Nella zona interessata da correnti discendenti ad est dell'area perturbata, la convezione è inibita e prevalgono condizioni di cielo sereno o scarsamente nuvoloso. In quest'area il maggiore irraggiamento solare ed i venti orientali (alisei) più forti del normale promuovono l'evaporazione dell'oceano alimentando così i nuovi grappoli di temporali che si sviluppano ad est degli ammassi più vecchi.
Il ciclo completo della Madden Julian Oscillation viene rappresentato suddividendolo in otto fasi in un grafico nel quale la sua intensità corrisponde alla distanza dei punti del tracciato della MJO dal cerchio centrale.

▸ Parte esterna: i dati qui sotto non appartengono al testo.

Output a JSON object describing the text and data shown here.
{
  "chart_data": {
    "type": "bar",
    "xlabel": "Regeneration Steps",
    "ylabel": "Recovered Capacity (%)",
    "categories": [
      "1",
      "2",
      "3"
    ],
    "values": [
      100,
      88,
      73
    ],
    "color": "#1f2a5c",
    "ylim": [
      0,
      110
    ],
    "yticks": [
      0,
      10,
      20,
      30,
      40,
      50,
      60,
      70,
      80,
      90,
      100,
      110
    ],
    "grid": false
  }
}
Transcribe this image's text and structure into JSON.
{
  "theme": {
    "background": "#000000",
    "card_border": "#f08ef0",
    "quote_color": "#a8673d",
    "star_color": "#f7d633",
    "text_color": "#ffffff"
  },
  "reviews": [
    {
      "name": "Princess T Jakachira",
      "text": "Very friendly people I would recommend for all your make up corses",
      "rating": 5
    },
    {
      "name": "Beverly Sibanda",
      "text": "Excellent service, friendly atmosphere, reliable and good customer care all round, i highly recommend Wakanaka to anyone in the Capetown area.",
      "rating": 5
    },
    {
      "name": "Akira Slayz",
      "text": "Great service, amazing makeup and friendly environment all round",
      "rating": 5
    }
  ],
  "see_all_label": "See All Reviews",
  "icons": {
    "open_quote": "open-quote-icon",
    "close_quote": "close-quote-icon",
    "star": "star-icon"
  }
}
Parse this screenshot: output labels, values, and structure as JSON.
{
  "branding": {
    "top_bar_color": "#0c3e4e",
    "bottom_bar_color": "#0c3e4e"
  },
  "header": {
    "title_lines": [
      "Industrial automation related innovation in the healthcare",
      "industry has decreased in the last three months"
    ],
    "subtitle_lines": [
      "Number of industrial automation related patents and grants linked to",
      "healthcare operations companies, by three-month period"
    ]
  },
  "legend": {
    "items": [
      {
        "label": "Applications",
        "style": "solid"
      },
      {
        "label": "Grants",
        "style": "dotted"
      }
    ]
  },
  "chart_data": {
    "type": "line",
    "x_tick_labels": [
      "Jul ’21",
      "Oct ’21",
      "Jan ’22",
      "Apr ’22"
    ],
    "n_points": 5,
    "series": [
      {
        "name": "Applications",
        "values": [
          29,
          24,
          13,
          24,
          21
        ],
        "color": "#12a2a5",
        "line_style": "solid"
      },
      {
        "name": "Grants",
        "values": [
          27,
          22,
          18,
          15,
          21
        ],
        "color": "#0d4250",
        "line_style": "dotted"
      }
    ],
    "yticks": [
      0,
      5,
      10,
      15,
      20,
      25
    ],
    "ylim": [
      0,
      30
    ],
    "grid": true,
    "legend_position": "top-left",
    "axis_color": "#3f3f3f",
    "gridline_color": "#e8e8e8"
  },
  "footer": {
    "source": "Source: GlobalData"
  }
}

Quando il tracciato è situato all'interno di questo cerchio, la MJO è molto debole. Il tracciato di colore verde corrisponde alle fasi previste dai centri di calcolo.
L'intensità della MJO e le sue fasi influenzano la Cella di Hadley, con locale rinforzo delle alte pressioni dinamiche delle medie latitudini. Nei primi due mesi dell'inverno climatico, in modo particolare in quello di gennaio, la fase 7 promuove la formazione di anticicloni tra le Isole Britanniche e l'Islanda, con la conseguente irruzione di correnti gelide sul Mediterraneo centrale sul quale si insedia una vigorosa circolazione ciclonica.
La Madden Julian Oscillation modula anche l'attività dei monsoni e delle tempeste tropicali. Le perturbazioni tropicali, che generano tempeste e cicloni tropicali, si formano con maggiore frequenza nelle aree attive della MJO.